A New Method for Website User Tracking via SSD, Named "FROST," Revealed

The history of user tracking by websites is long and complex. Techniques like eavesdropping on browsing history, generating device fingerprints, and recording keystrokes or mouse movements in real-time have continuously evolved. Recently, revelations about Meta and Yandex being involved in privacy-invasive tracking methods sent shockwaves through the industry.

Now, a new method for websites to monitor visitors has emerged, targeting hardware itself—specifically SSDs (solid-state drives).

A New Method to Infer User Activity from SSD

Behavior

This method, named “FROST,” stands for “Fingerprinting Remotely using OPFS-based SSD Timing.” Details of this approach have been disclosed in a research paper. In essence, FROST leverages JavaScript executed within browsers to measure subtle fluctuations in SSD input/output (I/O) timing, allowing inference of user activities.

What can FROST reveal? According to researchers, this method can potentially identify websites open in other browser tabs and even detect applications running on the user’s device. Notably, users merely need to visit the attacking site—no additional actions are required.

The Mechanism of “Contention Side Channel”

The attack method utilized by FROST is known as a “contention side channel.” Side-channel attacks exploit physical phenomena like electromagnetic emissions, data cache behavior, or task completion times to extract information.

Contention side channels measure interference caused when multiple processes share or compete for the same resource. In the case of SSDs, simultaneous read/write operations by multiple applications or browser tabs create delays in I/O processing. FROST captures these variations in delay to deduce what is accessing the SSD.

Traditional contention side-channel attacks on SSDs often required direct access to the device. However, FROST lowers the attack threshold by operating entirely within the browser.

OPFS: A New Attack Vector

The key functionality leveraged by FROST is “OPFS” (Origin Private File System). OPFS provides sandboxed storage areas allocated to specific website domains, allowing websites to create files without user intervention.

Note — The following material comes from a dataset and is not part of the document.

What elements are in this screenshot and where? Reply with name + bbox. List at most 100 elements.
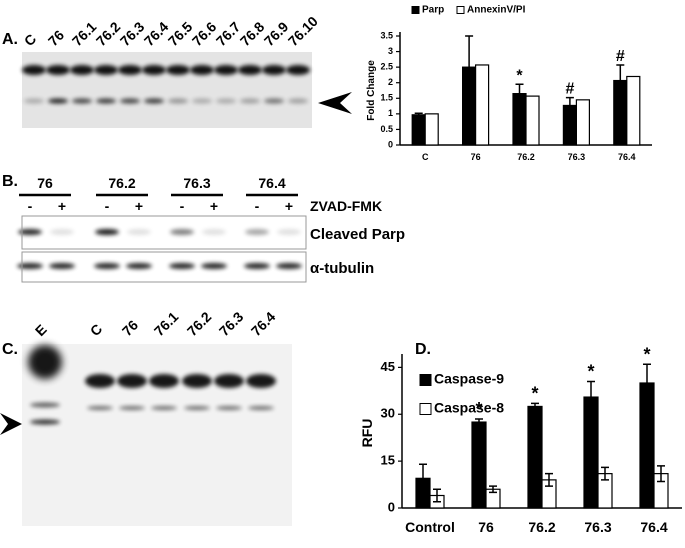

Each file system is sandboxed and isolated from other websites and the device’s core system. While this design aims to enhance security, researchers discovered that JavaScript executed within this sandbox can measure SSD I/O timing.

Attackers repeatedly perform random read operations on large OPFS files, continuously measuring SSD contention. User activity causes contention that manifests as measurable latency differences, enabling inference of user behavior.

Inferring User Behavior with Deep Learning

To interpret the measured timing data, FROST employs convolutional neural networks (CNNs). This deep learning technique, commonly used to analyze text, speech, and images, is applied to patterns in I/O timing.

Pre-trained CNN models analyze SSD access patterns to identify websites or applications being used by the user. In other words, raw timing data is fed into machine learning models, which extract meaningful information from subtle signal changes that humans cannot discern.

Security Risks from Expanding Browser

Functionality

The authors of the research paper highlight how browsers have evolved from simple document viewing tools into sophisticated platforms. Companies like Google, Microsoft, and Adobe have developed comprehensive office suites, photo and video editing tools, and even integrated development environments (IDEs) that operate entirely within browsers.

“These functionalities enhance web applications and enable entirely new use cases, but they also expand the attack surface of browsers,” the authors note. They also emphasize that new vulnerabilities have already been identified in these advanced browser features.

FROST exemplifies how this expanded attack surface can be exploited. While OPFS is a useful feature for legitimate web applications, it can also serve as an entry point for side-channel attacks.

Is FROST a Practical Threat?

This method is unlikely to be immediately exploited by numerous websites. FROST’s accuracy depends on factors like SSD usage, device specifications, and background processes. Even the authors acknowledge that further testing is needed to understand its real-world precision and limitations.

However, the fact that a browser-based attack method has been successfully demonstrated cannot be ignored. Without any user action, merely visiting a malicious website could compromise privacy. Combined with phishing scams or targeted attacks, its potential threat is significant.

Future Challenges

The discovery of FROST raises questions about how security design should account for hardware behavior as browser-based applications become increasingly advanced. Traditional defense mechanisms like sandboxing are insufficient against hardware-level information leakage, as this case illustrates.

Web browsers are central to modern digital life, and the expansion of their attack surfaces seems inevitable. How research like FROST impacts future browser development and security standards remains to be seen.